Biz şuan, İsrail'in hedeflerini gerçekleştiremeden Gazze'den tek taraflı olarak çekilmesinin ardından İsrail Dışişleri Bakanı Tzipi Livni ile Amerika Dışişleri Bakanı Condoleezza Rice'ın imzaladığı güvenlik anlaşmasının semeresini müşahede ediyoruz. Bu anlaşmanın metninde direniş hareketlerine silah kaçırmayla mücadele etme, Amerika'nın güvenlik ve askeri bütün deneyimlerini bu amaç uğrunda seferber etme maddeleri yer almaktadır.
Arapların yapacağı bir "zenci devrimine" ihtiyaç duyuyoruz. Hezimet sınırını aştı. İsrail'in bu aşağılamalarına verilecek birçok cevap var. Biz burada, delilikle değilse bile realist olmamakla suçlanırız kaygısıyla askeri çözümleri düşünmediğimizi ve buna çağrıda bulunmadığımızı belki de yüzüncü defa tekrarlıyoruz. İsrail bu rejimlerin ulusal onuruyla oynadığı ve onları sıkıştırmaya çalıştığı müddetçe neden buna kaçakçılık operasyonlarına ve hatta bunlara olanak sağlayarak cevap verilmiyor ve İsrail yardım isteyerek acıdan feryat ederken dosyalar açılıp anlaşmalar imzalanıyor?

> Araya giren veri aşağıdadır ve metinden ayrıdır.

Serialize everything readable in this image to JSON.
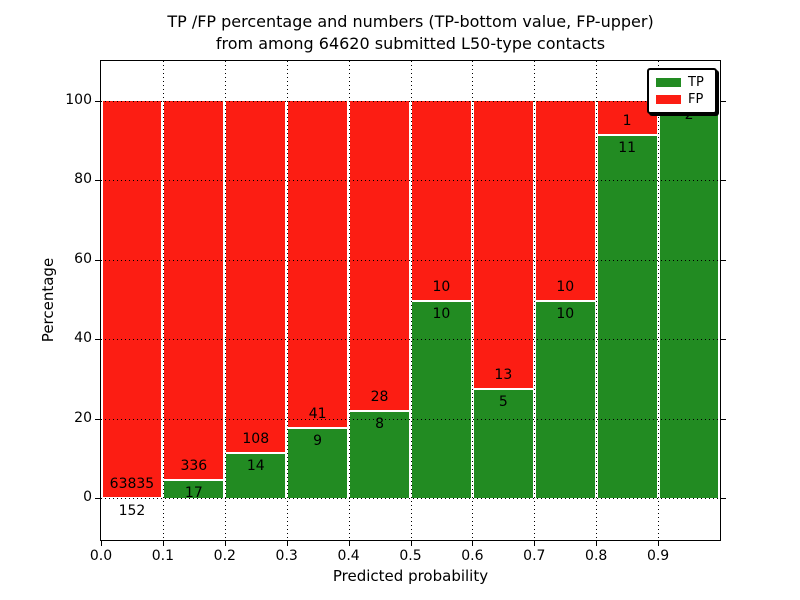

İsrail saldırısına maruz kaldıkları her defasında Suriyeli yetkililerin yineledikleri gibi, İsrail'in başka saldırılarından korkulduğu ya da uygun zaman ve mekanda cevap hakkının muhafaza edilmesi için sınır üzerindeki gözetlemelerin artırıldığının ilan edilmesi utanç verici ve aşağılayıcı olmasının yanı sıra faydasızdır da.
Sınırlardaki kontrolleri artırıyoruz, tünelleri patlatıyor, silahların direnişçilere ulaşmasını engelliyor, barış girişiminde bulunuyor, elçiler gönderiyor, dinler arası diyaloga dahil oluyor, direniş gruplarını boykot ediyor, Gazze ve güney Lübnan'a yapılan saldırılara onay veriyoruz. Bütün bunlar karşılığında hiçbir şey elde edilmeden yapılıyor. Bundan daha kötüsü, İsrail'i ulusal güvenliğimizi çiğneyip toraklarımızın göbeğinde binalarımızı ve kamyonlarımızı bombalamasına izin vererek mükafatlandırıyoruz. Gazze'nin şerefli insanları İsrail bombardımanına, beyaz fosfor ve karadan, havadan, denizden yapılan saldırılara 3 haftadan fazla bir süre meydan okurken onlardan önce de güney Lübnan'daki kardeşleri 1 aydan fazla bir süre direnirken bu rejimlerin ordularının, onların toprak bütünlüğünü çiğneyen uçaklara tek bir kurşun bile sıkmamış olması hatta saldırıları meydana gelmesinden günler belki de haftalar sonra öğrenmesi utanç vericidir.
Bizi bu derece düşüren, aşağılanmamıza sebep olan, bütün dünyada en az saygı duyulan millet yapan ve güçler dengesindeki değerimizi sıfırlar toplamı haline getiren; devekuşu gibi başları toprağa gömme, İsrail'in sağ yanağımıza tokat attığı her defasında sol yanağımızı çevirme ve daha fazlasını isteme siyasetidir.